Yes, I think you are right.  In fact monarch_dodra had already pointed me towards this, but I slightly missed the point as I assumed this was about real vs. double (for example) comparisons, rather than type vs. FPU cache.

Interestingly, it appears to only hit 32-bit D.  There's a bug report related to this here:
http://d.puremagic.com/issues/show_bug.cgi?id=8745

Anyway, I think I now have a firm idea how to move forward; I thought I'd ask around here first just to see if there was anything I'd missed or that I otherwise wasn't aware of.  So thanks to everybody for your input! :-)
December 07, 2013
On 07/12/13 12:08, Joseph Rushton Wakeling wrote:
> On 07/12/13 09:29, Abdulhaq wrote:
>> Some time ago in a test I had written (C++) apparently identical floating point
>> operations were returning different answers (in the 17th/18th sign fig), when
>> re-running the same code with the same data. The paper described how the result
>> could change if the numbers remained in the FPU (which had a few bits extra
>> precision over the normal register size) during the course of the calculation as
>> a opposed to being swapped in and out of the main registers. Depending on when
>> numbers could get flushed out of the FPU (task swapping I suppose) you would get
>> slightly different answers.
>>
>> Could this be a factor?
>
> Yes, I think you are right.  In fact monarch_dodra had already pointed me
> towards this, but I slightly missed the point as I assumed this was about real
> vs. double (for example) comparisons, rather than type vs. FPU cache.
>
> Interestingly, it appears to only hit 32-bit D.  There's a bug report related to
> this here:
> http://d.puremagic.com/issues/show_bug.cgi?id=8745
>
> Anyway, I think I now have a firm idea how to move forward

... I thought I did, but now I'm up against an interesting conundrum: while equality == comparison can fail here for 32-bit, isIdentical comparison can fail even for 64-bit, although only for the release-mode build.

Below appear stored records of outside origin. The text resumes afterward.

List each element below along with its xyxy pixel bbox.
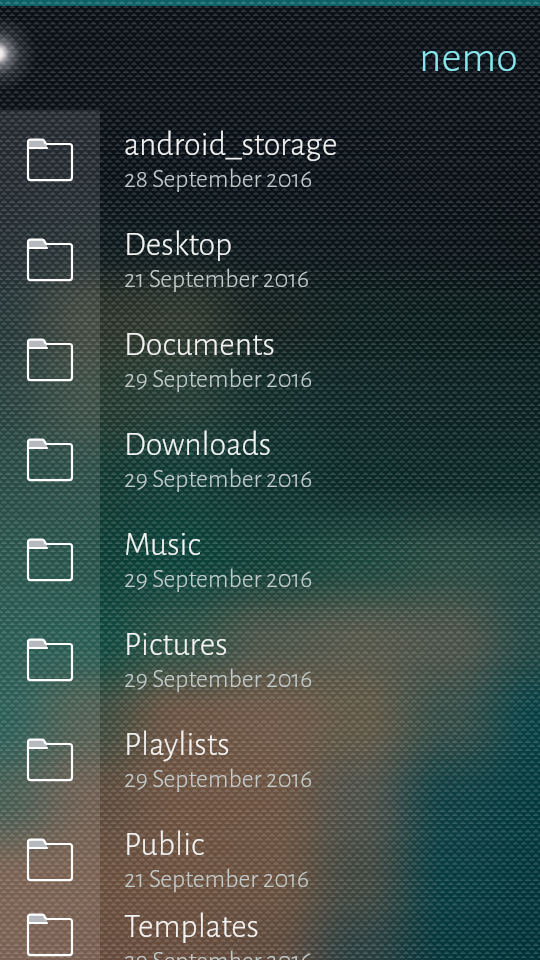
button[interactable]: Playlists [0, 710, 540, 810]
staticText: android_storage [124, 128, 338, 162]
staticText: Pictures [124, 628, 228, 662]
staticText: Templates [124, 910, 259, 944]
button[interactable]: Public [0, 810, 540, 910]
staticText: nemo [419, 36, 518, 80]
button[interactable]: Downloads [0, 410, 540, 510]
staticText: 21 September 2016 [124, 266, 310, 292]
staticText: Playlists [124, 728, 230, 762]
staticText: 29 September 2016 [124, 566, 313, 592]
staticText: 29 September 2016 [124, 766, 313, 792]
button[interactable]: Templates [0, 910, 540, 960]
staticText: 29 September 2016 [124, 466, 313, 492]
staticText: 21 September 2016 [124, 866, 310, 892]
staticText: Music [124, 528, 201, 562]
button[interactable]: Music [0, 510, 540, 610]
button[interactable]: android_storage [0, 110, 540, 210]
staticText: 29 September 2016 [124, 948, 313, 960]
staticText: 29 September 2016 [124, 666, 313, 692]
button[interactable]: Pictures [0, 610, 540, 710]
staticText: Downloads [124, 428, 272, 462]
staticText: Public [124, 828, 205, 862]
button[interactable]: Desktop [0, 210, 540, 310]
staticText: Documents [124, 328, 275, 362]
staticText: 29 September 2016 [124, 366, 313, 392]
staticText: Desktop [124, 228, 233, 262]
staticText: 28 September 2016 [124, 166, 313, 192]
button[interactable]: Documents [0, 310, 540, 410]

What's particularly odd is that if before calling assert(isIdentical( ... )) I use writeln to print the value of isIdentical(...) to the screen, then it prints true, and the assertion passes.  If I don't have the print statement, then the assert fails.

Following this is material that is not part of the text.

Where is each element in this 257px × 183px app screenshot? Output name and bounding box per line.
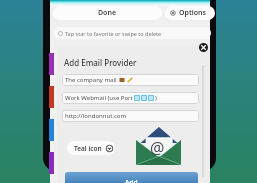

I'm presuming that calling writefln to print the variable involves it being taken off the FPU?

December 08, 2013
>
> ... I thought I did, but now I'm up against an interesting conundrum: while equality == comparison can fail here for 32-bit, isIdentical comparison can fail even for 64-bit, although only for the release-mode build.
>
> What's particularly odd is that if before calling assert(isIdentical( ... )) I use writeln to print the value of isIdentical(...) to the screen, then it prints true, and the assertion passes.  If I don't have the print statement, then the assert fails.
>
> I'm presuming that calling writefln to print the variable involves it being taken off the FPU?

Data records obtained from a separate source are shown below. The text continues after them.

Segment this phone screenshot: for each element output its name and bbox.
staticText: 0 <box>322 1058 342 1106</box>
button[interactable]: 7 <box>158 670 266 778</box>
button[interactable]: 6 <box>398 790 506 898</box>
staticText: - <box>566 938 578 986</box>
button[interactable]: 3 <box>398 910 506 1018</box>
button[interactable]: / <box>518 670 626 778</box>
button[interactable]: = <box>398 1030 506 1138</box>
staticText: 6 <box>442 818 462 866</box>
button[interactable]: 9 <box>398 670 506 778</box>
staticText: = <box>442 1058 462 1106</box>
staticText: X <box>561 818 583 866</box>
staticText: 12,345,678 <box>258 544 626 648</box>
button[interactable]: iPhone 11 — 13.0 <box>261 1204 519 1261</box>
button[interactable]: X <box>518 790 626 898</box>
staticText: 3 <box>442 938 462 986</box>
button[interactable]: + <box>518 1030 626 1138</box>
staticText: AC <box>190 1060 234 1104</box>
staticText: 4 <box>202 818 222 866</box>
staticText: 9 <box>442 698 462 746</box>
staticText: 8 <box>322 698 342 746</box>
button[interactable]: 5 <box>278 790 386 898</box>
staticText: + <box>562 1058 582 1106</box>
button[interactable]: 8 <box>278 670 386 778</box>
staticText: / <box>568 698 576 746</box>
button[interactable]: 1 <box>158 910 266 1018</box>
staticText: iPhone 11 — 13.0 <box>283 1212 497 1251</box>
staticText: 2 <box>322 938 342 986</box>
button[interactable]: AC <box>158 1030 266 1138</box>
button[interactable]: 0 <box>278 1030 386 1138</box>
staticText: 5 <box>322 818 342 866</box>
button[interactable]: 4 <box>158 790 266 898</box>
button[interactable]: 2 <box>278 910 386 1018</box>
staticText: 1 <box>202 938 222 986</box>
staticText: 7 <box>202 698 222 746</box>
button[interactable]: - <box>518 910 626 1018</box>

I'm just guessing now but it seems that you are in an area that changes depending on which compiler you are using (how does it compile the FP instructions, does it use SSE instructions, how is it checking equality) and which exact processor are you on, does it support IEEE754, does the compiler try to support IEEE754 exactly? I haven't seen much in the forums about FP behaviour in e.g. dmd. E.g. how does it deal with the issues raised in http://www.cs.berkeley.edu/~wkahan/JAVAhurt.pdf? The people who know these things can found discussing them at http://forum.dlang.org/thread/khbodtjtobahhpzmadap@forum.dlang.org?page=3#post-l4rj5o:24292k:241:40digitalmars.com :-).

It's generally held that checking FP numbers for exact equality isn't practical and it's better to go for equality within a certain tolerance - any reason why you're not happy with that :-)?